Stoker - Park Chan-Wook (2013)


Après la mort de son père dans un étrange accident de voiture, India, une adolescente, voit un oncle dont elle ignorait l’existence, venir s’installer avec elle et sa mère. Rapidement, la jeune fille se met à soupçonner l’homme d’avoir d’autres motivations que celle de les aider. La méfiance s’installe, mais l’attirance aussi…

Vertigo (1958)  fut pour Park Chan-Wook un véritable choc qui éveilla sa vocation de cinéaste. Il y avait donc comme une évidence à le voir enfin s’essayer à l’exercice Hitchcockien avec Stoker qui est son premier film américain. Le modèle ici sera plus précisément L’Ombre d’un doute avec ici un postulat voisin où une jeune fille va se confronter à la présence néfaste d’un charismatique membre de sa famille. Stoker remet pourtant l’idée au goût du jour thématiquement et formellement. L’Ombre d’un doute illustrait la découverte de l’existence du mal par l’innocente Theresa Wright, découvrant le monstre que dissimule l’oncle adoré (Joseph Cotten) dans une forme de souillure de l’imagerie americana en arrière-plan. Stoker n’évoque pas la découverte du mal, mais plutôt sa révélation et son apprentissage pour la jeune India (Mia Wasikowska). 
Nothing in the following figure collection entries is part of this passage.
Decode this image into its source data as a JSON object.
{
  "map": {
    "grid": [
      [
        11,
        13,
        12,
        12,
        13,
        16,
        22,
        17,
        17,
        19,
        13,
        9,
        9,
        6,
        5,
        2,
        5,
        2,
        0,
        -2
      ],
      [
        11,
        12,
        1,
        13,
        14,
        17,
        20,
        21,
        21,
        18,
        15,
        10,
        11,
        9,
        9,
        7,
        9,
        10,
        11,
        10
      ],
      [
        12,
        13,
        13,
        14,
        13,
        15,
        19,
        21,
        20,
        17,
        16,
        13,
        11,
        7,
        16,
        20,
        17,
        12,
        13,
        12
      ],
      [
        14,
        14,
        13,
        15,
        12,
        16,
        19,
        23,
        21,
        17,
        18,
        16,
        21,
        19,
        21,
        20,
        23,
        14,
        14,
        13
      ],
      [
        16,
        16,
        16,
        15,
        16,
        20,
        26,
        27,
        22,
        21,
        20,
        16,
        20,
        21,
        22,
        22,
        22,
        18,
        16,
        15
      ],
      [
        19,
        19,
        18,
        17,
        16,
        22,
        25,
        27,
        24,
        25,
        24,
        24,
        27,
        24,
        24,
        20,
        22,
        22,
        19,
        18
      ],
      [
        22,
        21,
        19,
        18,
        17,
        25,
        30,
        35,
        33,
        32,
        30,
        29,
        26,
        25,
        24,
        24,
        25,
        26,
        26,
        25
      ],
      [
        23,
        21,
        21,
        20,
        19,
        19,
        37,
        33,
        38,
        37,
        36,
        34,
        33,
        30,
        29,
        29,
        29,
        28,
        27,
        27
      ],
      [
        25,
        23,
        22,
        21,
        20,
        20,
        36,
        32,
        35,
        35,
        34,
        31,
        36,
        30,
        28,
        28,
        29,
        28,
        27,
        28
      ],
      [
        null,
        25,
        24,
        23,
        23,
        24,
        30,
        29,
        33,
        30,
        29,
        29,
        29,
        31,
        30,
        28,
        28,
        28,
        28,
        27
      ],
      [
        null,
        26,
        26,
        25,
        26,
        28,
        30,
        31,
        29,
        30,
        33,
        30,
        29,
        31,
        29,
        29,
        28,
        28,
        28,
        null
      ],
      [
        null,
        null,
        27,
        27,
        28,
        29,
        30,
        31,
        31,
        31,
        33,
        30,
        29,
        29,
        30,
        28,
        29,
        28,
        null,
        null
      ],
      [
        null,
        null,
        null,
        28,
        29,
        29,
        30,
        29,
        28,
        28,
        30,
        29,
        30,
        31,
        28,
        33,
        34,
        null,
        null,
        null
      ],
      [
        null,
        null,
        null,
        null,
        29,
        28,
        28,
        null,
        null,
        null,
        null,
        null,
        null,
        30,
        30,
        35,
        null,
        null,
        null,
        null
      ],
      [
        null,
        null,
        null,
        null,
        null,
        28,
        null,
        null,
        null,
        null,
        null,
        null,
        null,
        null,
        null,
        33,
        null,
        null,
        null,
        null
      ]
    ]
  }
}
Dans sa « trilogie de la vengeance » (Sympathy for Mister Vengeance (2002), Old Boy (2003) et Lady Vengeance (2005)), Park Chan-Wook articulait des drames qui poussaient ses protagonistes à s’abandonner malgré à ce mal avec des conséquences tragiques pour eux. Dans Stoker la dimension de thriller à tiroir déleste l’intrigue de ce motif tout en laissant entendre en filigrane que l’oncle Charlie (Matthew Goode) est impliqué dans la mystérieuse disparition du père d’India. Cependant la vengeance n’a rien à faire dans le cheminement de la jeune fille et le scénario ne tient pas sur un twist que l’on voit largement venir. Ce qui intéresse le réalisateur c’est la notion de passage à l’âge adulte d’India qui passe par cette révélation et délectation du mal. 

Tant qu’elle reste cette enfant apeurée, tout ce qui tient du monde extérieur revêt des contours menaçant notamment les garçons qui la tourmentent au lycée. Tout cela passe par une notion sensorielle et la gestion du décor dans la mise en scène de Park Chan-Wook. India découvre et subit les évènements à distance comme une enfant apeurée comme l’attirance entre sa mère (Nicole Kidman) et l’oncle Charlie, ce dernier devenant quasi omniscient pour toujours surprendre notre héroïne en faute. Park-Chan Wook appuie cet aspect ou bouleversant les notions de temporalité et de lieu (le premier face à face impossible où pour s’isoler avec India, Charlie semble se trouver dans deux pièces en même temps) puis tout simplement de logique rationnelle quand Charlie surgit tel un ange-gardien démoniaque quand India sera en difficulté.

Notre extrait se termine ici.